The genealogy of contemporary Korean art can be traced back to the mid- to late-1950s. A large number of young artists began to graduate from the fine art faculties of newly established and growing universities after the end of the Korean War in 1953. While the notion of ‘fine art’ itself was introduced as a largely Western idea during the period in which the country was under Japanese imperial control (1910–45), it was not until the 1950s that the Korean art community actively and collectively began to explore ideas of Modernism and the Avant-Garde. Born in 1932, Lee is among this first generation of artists to have embraced the idea of experimental practice. The centrepiece of his London exhibition, Paper Tree (1970), consists of 13 persimmon tree branches draped with tightly layered white paper strips of equal length. Part of the artist’s ‘Wind’ series from the late 1960s and ’70s, this work reflects his interest in invisible energy. The paper strips are largely static in the gallery space, only slightly swaying as visitors walk by.
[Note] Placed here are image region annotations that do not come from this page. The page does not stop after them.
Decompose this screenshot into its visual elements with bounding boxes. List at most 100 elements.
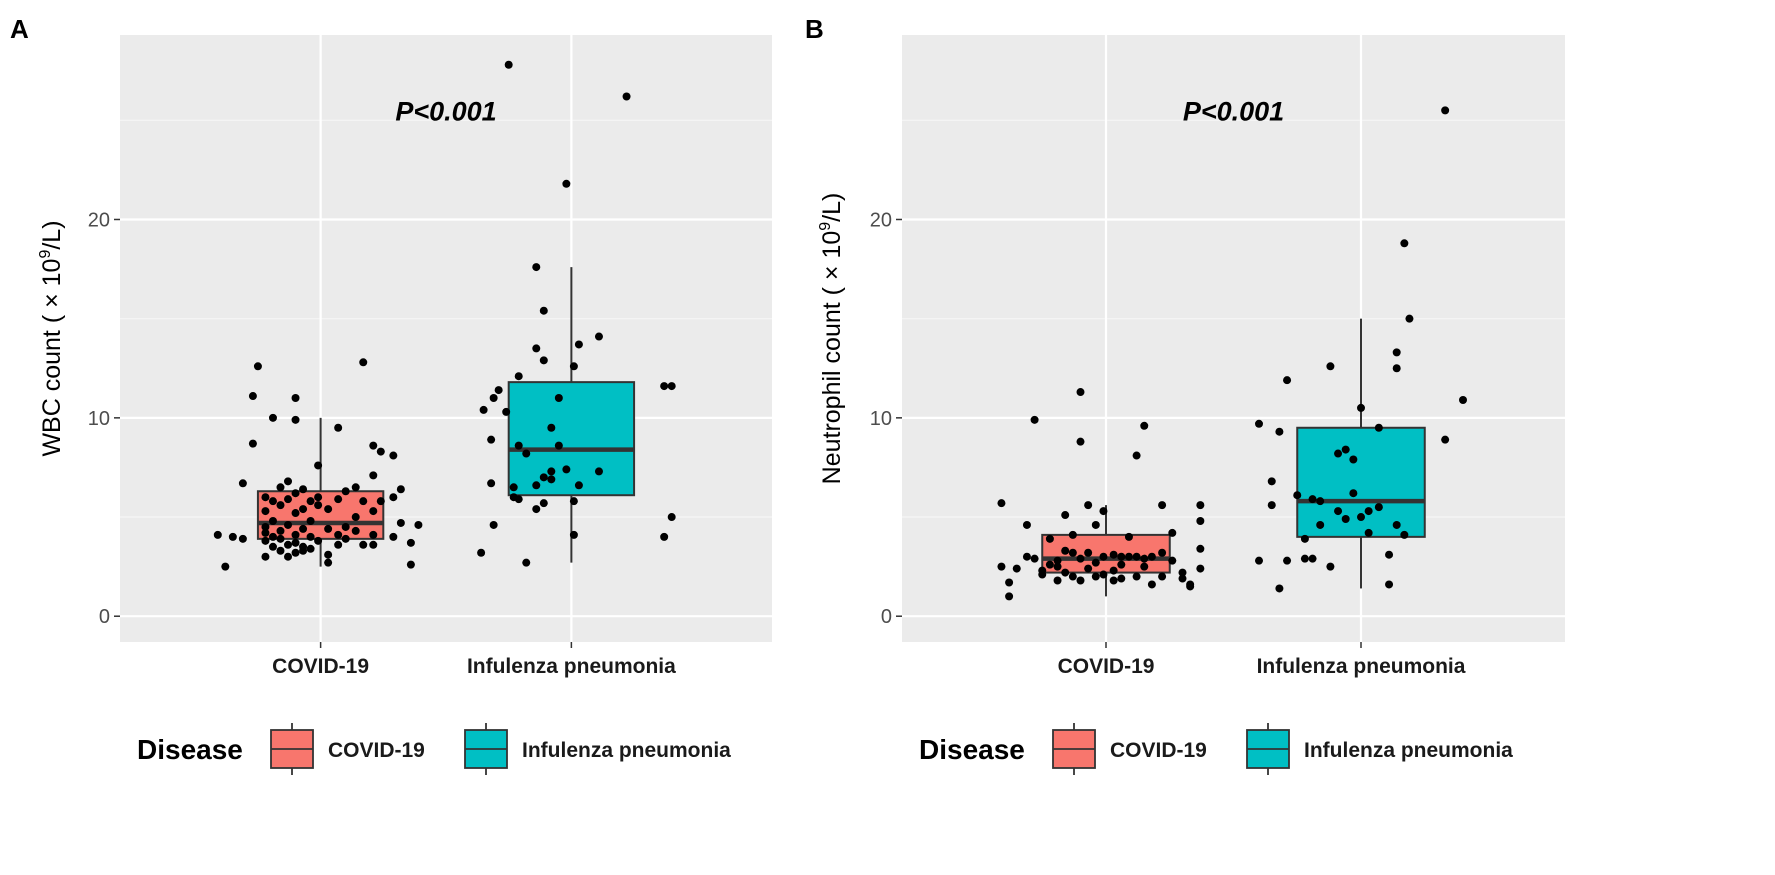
data-point (1117, 574, 1126, 583)
data-point (291, 489, 300, 498)
data-point (334, 423, 343, 432)
data-point (1275, 584, 1284, 593)
data-point (314, 501, 323, 510)
data-point (299, 505, 308, 514)
data-point (574, 340, 583, 349)
data-point (276, 501, 285, 510)
data-point (667, 513, 676, 522)
data-point (261, 528, 270, 537)
data-point (284, 520, 293, 529)
y-axis-label: Neutrophil count ( × 109/L) (817, 193, 846, 485)
data-point (487, 435, 496, 444)
data-point (569, 530, 578, 539)
y-axis-label: WBC count ( × 109/L) (37, 220, 66, 456)
data-point (1038, 570, 1047, 579)
data-point (1124, 532, 1133, 541)
data-point (1275, 427, 1284, 436)
data-point (494, 386, 503, 395)
data-point (376, 497, 385, 506)
data-point (261, 536, 270, 545)
data-point (306, 497, 315, 506)
data-point (284, 495, 293, 504)
data-point (1084, 501, 1093, 510)
data-point (1196, 501, 1205, 510)
data-point (547, 467, 556, 476)
data-point (284, 552, 293, 561)
data-point (1300, 534, 1309, 543)
data-point (261, 522, 270, 531)
data-point (1364, 528, 1373, 537)
data-point (477, 548, 486, 557)
data-point (660, 532, 669, 541)
data-point (369, 441, 378, 450)
data-point (389, 493, 398, 502)
data-point (1385, 550, 1394, 559)
data-point (1061, 511, 1070, 520)
data-point (562, 465, 571, 474)
data-point (314, 461, 323, 470)
data-point (359, 540, 368, 549)
x-tick-label: Infulenza pneumonia (467, 655, 676, 678)
data-point (276, 546, 285, 555)
plot-background (120, 35, 772, 642)
data-point (1124, 552, 1133, 561)
data-point (1061, 546, 1070, 555)
data-point (1341, 515, 1350, 524)
data-point (299, 546, 308, 555)
data-point (594, 467, 603, 476)
panel-a: P<0.001 0 10 20 COVID-19 Infulenza pneumonia W… (10, 14, 772, 678)
data-point (213, 530, 222, 539)
data-point (1045, 534, 1054, 543)
data-point (1326, 562, 1335, 571)
data-point (1267, 501, 1276, 510)
data-point (1385, 580, 1394, 589)
data-point (1005, 592, 1014, 601)
data-point (1308, 495, 1317, 504)
box-influenza-pneumonia (507, 267, 636, 563)
y-tick-label: 10 (88, 408, 110, 430)
data-point (1022, 552, 1031, 561)
data-point (1091, 520, 1100, 529)
data-point (1334, 507, 1343, 516)
data-point (1005, 578, 1014, 587)
legend-item: COVID-19 (270, 723, 425, 775)
data-point (276, 534, 285, 543)
data-point (997, 499, 1006, 508)
y-tick-label: 0 (99, 606, 110, 628)
data-point (324, 505, 333, 514)
data-point (1293, 491, 1302, 500)
data-point (1109, 576, 1118, 585)
data-point (1140, 562, 1149, 571)
y-tick-label: 0 (881, 606, 892, 628)
data-point (306, 544, 315, 553)
plot-background (902, 35, 1565, 642)
data-point (1147, 552, 1156, 561)
data-point (299, 524, 308, 533)
data-point (1168, 556, 1177, 565)
data-point (660, 382, 669, 391)
data-point (504, 60, 513, 69)
data-point (562, 179, 571, 188)
y-tick-label: 20 (88, 209, 110, 231)
data-point (554, 394, 563, 403)
data-point (1076, 437, 1085, 446)
y-axis-label-superscript: 9 (37, 250, 54, 259)
data-point (1392, 520, 1401, 529)
x-tick-label: COVID-19 (272, 655, 369, 678)
panel-b: P<0.001 0 10 20 COVID-19 Infulenza pneumonia N… (805, 14, 1565, 678)
legend-item-label: Infulenza pneumonia (1304, 739, 1513, 762)
data-point (1117, 560, 1126, 569)
data-point (1109, 566, 1118, 575)
data-point (1076, 554, 1085, 563)
data-point (369, 471, 378, 480)
data-point (406, 538, 415, 547)
data-point (351, 513, 360, 522)
y-axis-label-unit: /L) (818, 193, 846, 222)
legend-item-label: COVID-19 (1110, 739, 1207, 762)
data-point (261, 493, 270, 502)
data-point (261, 552, 270, 561)
data-point (1300, 554, 1309, 563)
data-point (324, 524, 333, 533)
data-point (1459, 395, 1467, 404)
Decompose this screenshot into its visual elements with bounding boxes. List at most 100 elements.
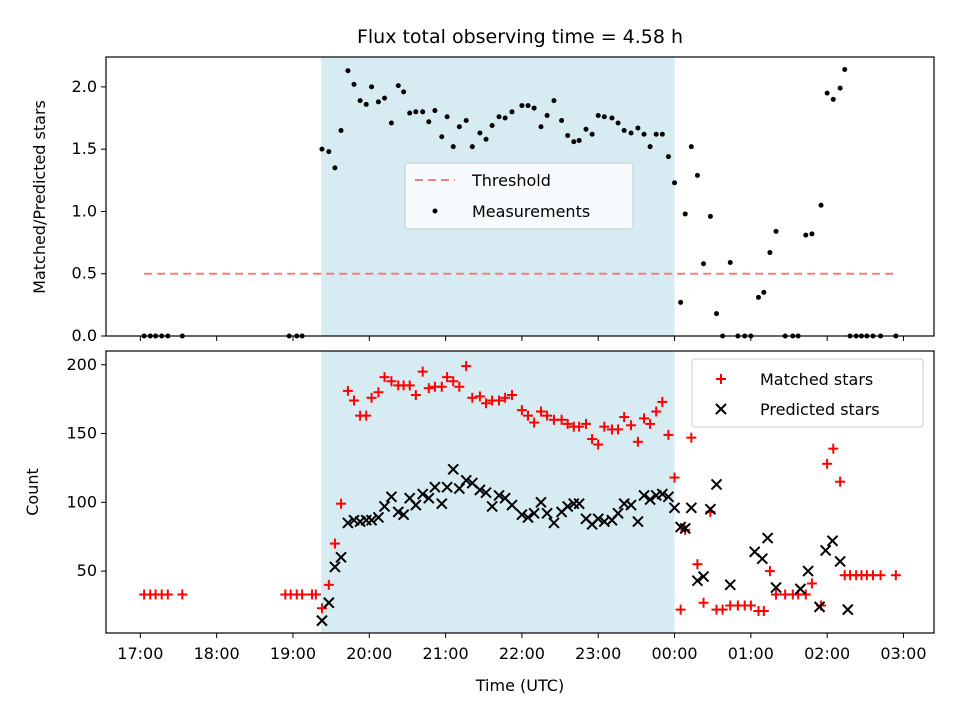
predicted-star-point (756, 553, 769, 565)
matched-star-point (663, 429, 674, 440)
predicted-star-point (416, 488, 429, 500)
matched-star-point (454, 381, 465, 392)
matched-star-point (177, 589, 188, 600)
predicted-star-point (656, 488, 669, 500)
x-tick-label: 03:00 (880, 644, 926, 663)
matched-star-point (619, 412, 630, 423)
matched-star-point (467, 392, 478, 403)
predicted-star-point (813, 601, 826, 613)
predicted-star-point (561, 500, 574, 513)
measurement-point (583, 126, 589, 132)
matched-star-point (828, 443, 839, 454)
measurement-point (641, 131, 647, 137)
predicted-star-point (429, 481, 441, 493)
predicted-star-point (710, 478, 723, 491)
matched-star-point (692, 559, 703, 570)
bottom-y-tick-label: 200 (66, 355, 97, 374)
measurement-point (628, 130, 634, 136)
predicted-star-point (460, 474, 472, 487)
measurement-point (456, 124, 462, 130)
top-y-tick-label: 0.5 (72, 264, 97, 283)
x-tick-label: 23:00 (575, 644, 621, 663)
measurement-point (395, 83, 401, 89)
legend-predicted-label: Predicted stars (760, 400, 880, 419)
measurement-point (525, 103, 531, 109)
predicted-star-point (335, 551, 347, 564)
measurement-point (830, 96, 836, 102)
predicted-star-point (522, 511, 534, 524)
predicted-star-point (548, 517, 560, 529)
top-legend-box (404, 162, 634, 230)
predicted-star-point (342, 517, 354, 529)
matched-star-point (745, 600, 756, 611)
legend-x-marker (715, 403, 727, 415)
predicted-star-point (372, 511, 385, 524)
measurement-point (531, 105, 537, 111)
predicted-star-points (316, 463, 854, 627)
top-legend: Threshold Measurements (404, 162, 634, 230)
matched-star-point (529, 417, 540, 428)
predicted-star-point (392, 506, 404, 518)
bottom-y-tick-label: 150 (66, 424, 97, 443)
predicted-star-point (397, 508, 410, 521)
matched-star-point (423, 383, 434, 394)
measurement-point (727, 260, 733, 266)
matched-star-point (535, 406, 546, 417)
measurement-point (678, 299, 684, 305)
matched-star-point (806, 578, 817, 589)
measurement-point (818, 202, 824, 208)
measurement-point (509, 109, 515, 115)
matched-star-point (297, 589, 308, 600)
legend-matched-label: Matched stars (760, 370, 873, 389)
measurement-point (773, 228, 779, 234)
matched-star-point (500, 392, 511, 403)
measurement-point (420, 109, 426, 115)
matched-star-point (581, 418, 592, 429)
matched-star-point (516, 405, 527, 416)
top-y-tick-label: 2.0 (72, 77, 97, 96)
matched-star-point (613, 424, 624, 435)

The presence of the wind is nominal, but the work’s conceptual emphasis lies in the probability of movements, not in the certainties of material presence. Reminiscent of the pieces of cloth tied to sacred trees in rural villages in pre-industrialized Korea, the work is also a nod to folk tradition. As in several of Lee’s other pieces – and very similarly to the Western, Dada-inspired idea of the readymade – the incidental beauty of non-art objects is key.
Working in diverse media ranging from sculpture and installation to performance and Land art, Lee’s has continuously challenged the established and the conventional. His decidedly subversive approach to materials and methods has led him to re-appropriate everyday objects including wire, rope, stone, paper, fabric and even human hair. In many cases, the physical nature of his medium is consciously altered to appear different: rough-edged stones are carved to seem soft and round, sheets of paper are crumpled and compressed to resemble stones, and pieces of fabric are laid on the ground to look like streams of water. The smaller-scale works included in the exhibition are exemplary of such sleight of hand, as seen in Untitled (1968) and Soft Rock (1964). The inter-changeability and arbitrariness of the chosen media become apparent while the focus of the work is shifted from form to gesture. Fire, smoke and fog are among the other almost immaterial things that Lee has employed in order to question the fundamentals of form. Naturally transformative and elusive, these elements displace the physical and metaphorical stability of the work of art.
Godret Stone (1957) is one of the artist’s earliest pieces, comprising a wooden bar with small round stones strung to it from cords of varying lengths. The title directly references the rocks traditionally used to tie knots when plaiting handcrafted mats in Korea and the formal arrangement also resembles the traditional tool. Lee frequented museums in Korea while studying art, finding unexpected inspiration in the traditional and folk objects that he saw there. The fact that these artefacts are not conventionally viewed as artworks was particularly attractive to the artist in his formative years, during which he developed what could be regarded as an aesthetics of the vernacular.
As interest in, and understanding of, 20th-century non-Western art grows, bodies of work such as Lee’s have become a crucial link, enabling us to discover and re-evaluate diverse iterations of avant-garde practices in different geographical and cultural loci. The familiar European and North American narratives of recent art history are complicated and enriched, and the fundamental interconnectedness of the trajectories of postwar artistic movements is revealed. This exhibition offered a valuable opportunity for a first-time encounter with Lee’s art by an audience less familiar with these contexts. However, a broader and more critically rigorous platform still seems necessary to be able to properly understand and evaluate this prolific and multifaceted artist.